From William S. Smith1
Union Brigade [Scotch Plains, New Jersey]
May 28th. 1800
Major General Hamilton
Inclosed I have the honor of Submitting to your perusal a Letter this day received from The President,2 with a Copy of one from The Secretary of War3 which I should thank you to return. I shall make no comments on the observations of The Secretary, tho’ there are great Grounds. I should be much flattered if in your communication to the President, I should, if it is only pro hac be charged with the General superintendance, under you, of the Atlantic Posts, & should you conceive it your duty to retire, the Corps would at least be left in the hands of an American and not of a french officer,4 already overrated.
Yours with great respect
W. S. Smith
ALS, Hamilton Papers, Library of Congress.
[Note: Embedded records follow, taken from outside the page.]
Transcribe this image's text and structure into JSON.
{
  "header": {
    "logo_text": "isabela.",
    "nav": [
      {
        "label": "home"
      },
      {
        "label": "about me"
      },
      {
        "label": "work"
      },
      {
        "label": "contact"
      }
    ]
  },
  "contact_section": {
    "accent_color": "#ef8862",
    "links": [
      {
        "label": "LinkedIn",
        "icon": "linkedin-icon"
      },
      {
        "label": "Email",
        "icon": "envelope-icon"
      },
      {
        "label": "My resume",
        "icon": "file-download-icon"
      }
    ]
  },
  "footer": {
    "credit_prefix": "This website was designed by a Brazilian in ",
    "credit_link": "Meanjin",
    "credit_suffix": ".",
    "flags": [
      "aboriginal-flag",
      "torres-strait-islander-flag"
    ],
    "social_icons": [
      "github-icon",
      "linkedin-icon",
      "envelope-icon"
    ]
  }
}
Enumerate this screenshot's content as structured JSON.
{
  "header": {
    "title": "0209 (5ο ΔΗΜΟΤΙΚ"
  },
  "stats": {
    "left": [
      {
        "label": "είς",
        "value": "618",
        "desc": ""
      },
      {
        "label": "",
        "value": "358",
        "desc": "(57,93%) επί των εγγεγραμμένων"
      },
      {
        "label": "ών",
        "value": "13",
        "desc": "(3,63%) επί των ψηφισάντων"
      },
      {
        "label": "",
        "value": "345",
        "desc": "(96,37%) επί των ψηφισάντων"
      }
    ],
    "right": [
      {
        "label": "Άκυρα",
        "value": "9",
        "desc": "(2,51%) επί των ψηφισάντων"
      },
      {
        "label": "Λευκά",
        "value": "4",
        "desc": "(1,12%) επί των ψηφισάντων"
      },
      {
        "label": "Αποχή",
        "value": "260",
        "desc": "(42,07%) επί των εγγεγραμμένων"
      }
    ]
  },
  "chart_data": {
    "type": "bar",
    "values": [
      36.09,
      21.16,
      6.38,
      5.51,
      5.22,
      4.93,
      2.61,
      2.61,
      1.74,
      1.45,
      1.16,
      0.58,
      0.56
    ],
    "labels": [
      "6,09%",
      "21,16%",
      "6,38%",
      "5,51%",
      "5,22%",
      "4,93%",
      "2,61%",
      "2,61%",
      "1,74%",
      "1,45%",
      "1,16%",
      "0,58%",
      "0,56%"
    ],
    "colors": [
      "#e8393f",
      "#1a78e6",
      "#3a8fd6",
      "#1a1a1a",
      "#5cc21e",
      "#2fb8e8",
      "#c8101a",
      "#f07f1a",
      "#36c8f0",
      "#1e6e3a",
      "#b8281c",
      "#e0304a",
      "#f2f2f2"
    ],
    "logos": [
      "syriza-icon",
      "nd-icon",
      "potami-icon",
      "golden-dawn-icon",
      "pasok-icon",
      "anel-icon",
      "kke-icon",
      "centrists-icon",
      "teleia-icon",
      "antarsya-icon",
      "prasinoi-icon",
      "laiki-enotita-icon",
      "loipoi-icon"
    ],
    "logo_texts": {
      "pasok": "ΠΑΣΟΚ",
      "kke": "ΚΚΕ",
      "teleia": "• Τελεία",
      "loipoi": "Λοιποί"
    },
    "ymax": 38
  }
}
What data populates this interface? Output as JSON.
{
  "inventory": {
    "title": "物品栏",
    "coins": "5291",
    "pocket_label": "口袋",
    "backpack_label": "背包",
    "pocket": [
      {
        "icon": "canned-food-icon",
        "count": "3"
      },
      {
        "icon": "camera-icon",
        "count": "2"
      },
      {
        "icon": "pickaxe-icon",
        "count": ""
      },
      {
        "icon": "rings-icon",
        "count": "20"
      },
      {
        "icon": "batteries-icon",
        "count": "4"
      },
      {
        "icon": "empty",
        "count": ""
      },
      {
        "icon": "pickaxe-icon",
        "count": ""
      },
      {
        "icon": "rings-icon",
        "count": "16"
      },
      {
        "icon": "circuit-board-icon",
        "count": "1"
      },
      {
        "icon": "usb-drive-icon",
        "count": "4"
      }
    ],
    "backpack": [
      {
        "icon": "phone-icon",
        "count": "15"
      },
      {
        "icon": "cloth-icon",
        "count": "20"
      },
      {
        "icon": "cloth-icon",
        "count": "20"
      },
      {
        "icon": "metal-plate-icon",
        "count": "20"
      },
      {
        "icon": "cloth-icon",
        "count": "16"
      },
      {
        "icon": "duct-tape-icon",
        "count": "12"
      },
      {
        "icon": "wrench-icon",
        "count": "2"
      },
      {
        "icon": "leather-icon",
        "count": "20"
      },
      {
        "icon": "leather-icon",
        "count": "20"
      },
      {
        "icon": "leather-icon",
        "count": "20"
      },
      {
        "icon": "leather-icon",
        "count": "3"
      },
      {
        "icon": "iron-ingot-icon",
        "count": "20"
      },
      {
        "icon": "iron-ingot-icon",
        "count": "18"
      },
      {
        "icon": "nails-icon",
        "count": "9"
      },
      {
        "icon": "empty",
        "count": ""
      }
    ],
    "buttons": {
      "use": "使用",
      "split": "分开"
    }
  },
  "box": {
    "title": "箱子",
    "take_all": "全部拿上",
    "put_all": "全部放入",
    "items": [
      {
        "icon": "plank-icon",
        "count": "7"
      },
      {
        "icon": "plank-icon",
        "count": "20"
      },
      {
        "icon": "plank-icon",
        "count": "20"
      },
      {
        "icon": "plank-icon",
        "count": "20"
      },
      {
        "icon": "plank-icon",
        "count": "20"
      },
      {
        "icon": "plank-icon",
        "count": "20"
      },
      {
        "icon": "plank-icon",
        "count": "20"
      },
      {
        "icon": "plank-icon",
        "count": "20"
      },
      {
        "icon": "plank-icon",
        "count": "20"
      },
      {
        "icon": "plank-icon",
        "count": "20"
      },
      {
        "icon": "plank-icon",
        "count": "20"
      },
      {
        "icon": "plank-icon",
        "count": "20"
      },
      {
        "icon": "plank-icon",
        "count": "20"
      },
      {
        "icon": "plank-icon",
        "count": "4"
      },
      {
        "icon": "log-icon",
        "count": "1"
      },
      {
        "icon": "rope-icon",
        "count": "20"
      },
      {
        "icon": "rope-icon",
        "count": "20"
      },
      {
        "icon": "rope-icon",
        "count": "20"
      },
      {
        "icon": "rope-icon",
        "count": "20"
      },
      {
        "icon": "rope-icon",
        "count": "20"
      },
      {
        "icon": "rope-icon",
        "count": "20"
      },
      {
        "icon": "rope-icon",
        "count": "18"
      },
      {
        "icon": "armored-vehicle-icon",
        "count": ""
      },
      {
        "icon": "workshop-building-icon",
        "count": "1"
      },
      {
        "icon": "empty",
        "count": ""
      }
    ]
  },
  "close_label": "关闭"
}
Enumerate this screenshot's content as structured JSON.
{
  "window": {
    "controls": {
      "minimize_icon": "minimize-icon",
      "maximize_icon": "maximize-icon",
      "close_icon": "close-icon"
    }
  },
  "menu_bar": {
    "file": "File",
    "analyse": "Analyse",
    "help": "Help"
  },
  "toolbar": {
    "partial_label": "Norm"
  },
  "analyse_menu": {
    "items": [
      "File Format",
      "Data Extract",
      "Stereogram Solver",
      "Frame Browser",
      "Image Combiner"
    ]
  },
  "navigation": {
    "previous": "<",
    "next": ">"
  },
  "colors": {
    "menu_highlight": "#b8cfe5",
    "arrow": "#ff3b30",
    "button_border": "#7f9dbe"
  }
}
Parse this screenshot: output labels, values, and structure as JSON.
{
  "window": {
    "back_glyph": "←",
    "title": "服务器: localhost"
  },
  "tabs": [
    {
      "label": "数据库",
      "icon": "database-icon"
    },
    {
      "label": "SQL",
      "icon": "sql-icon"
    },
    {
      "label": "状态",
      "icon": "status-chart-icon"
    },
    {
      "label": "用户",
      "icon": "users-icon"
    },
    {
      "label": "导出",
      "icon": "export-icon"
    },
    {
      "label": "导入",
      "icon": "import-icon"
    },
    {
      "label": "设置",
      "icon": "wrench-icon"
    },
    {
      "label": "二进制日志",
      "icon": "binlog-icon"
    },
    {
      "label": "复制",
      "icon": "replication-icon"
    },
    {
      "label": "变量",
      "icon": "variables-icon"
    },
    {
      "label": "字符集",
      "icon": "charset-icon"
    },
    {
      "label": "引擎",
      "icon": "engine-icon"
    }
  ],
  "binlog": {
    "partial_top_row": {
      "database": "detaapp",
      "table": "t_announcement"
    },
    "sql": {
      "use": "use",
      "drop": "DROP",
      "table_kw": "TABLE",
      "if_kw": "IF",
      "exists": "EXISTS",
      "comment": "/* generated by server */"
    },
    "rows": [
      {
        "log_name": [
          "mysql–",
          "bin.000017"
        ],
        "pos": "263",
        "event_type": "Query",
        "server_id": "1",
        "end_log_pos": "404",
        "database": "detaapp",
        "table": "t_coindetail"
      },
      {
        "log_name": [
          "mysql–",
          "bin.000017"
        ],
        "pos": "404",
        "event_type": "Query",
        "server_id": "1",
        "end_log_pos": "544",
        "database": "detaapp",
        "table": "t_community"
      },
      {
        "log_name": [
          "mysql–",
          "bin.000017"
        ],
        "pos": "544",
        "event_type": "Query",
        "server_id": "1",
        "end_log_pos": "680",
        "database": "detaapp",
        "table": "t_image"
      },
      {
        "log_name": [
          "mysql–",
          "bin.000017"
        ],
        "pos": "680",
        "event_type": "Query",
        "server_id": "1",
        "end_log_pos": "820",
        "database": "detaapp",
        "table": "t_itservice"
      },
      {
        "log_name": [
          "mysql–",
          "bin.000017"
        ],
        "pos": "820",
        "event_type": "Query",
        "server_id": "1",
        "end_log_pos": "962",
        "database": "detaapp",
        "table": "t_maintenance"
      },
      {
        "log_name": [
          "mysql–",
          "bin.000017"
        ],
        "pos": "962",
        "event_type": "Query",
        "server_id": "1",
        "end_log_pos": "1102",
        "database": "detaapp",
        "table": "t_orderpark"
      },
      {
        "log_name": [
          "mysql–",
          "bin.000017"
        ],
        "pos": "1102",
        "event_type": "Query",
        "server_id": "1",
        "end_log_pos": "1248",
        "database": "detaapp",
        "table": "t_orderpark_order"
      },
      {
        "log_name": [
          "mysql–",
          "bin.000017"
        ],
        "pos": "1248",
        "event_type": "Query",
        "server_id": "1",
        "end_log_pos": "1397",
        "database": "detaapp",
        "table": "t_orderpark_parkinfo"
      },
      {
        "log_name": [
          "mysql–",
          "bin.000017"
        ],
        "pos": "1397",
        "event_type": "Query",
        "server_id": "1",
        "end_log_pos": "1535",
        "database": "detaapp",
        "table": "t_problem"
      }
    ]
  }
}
2. On May 26, 1800, Adams wrote to Smith: “Upon the receipt of your letter of the 21st, I sent a copy of it to General Hamilton, and the original to Mr. McHenry, and asked their candid opinion of it, without favor or affection. From General Hamilton I have as yet received no answer. From Mr. McHenry I have the inclosed, which is, I believe a very honest answer; and, although I am not of his opinion in all points, I think there is enough in it to convince you that it would be highly improper in me, and therefore impossible, to adopt your project” (Charles F. Adams, The Works of John Adams [Reprinted: Freeport, New York, 1969], IX, 61–62).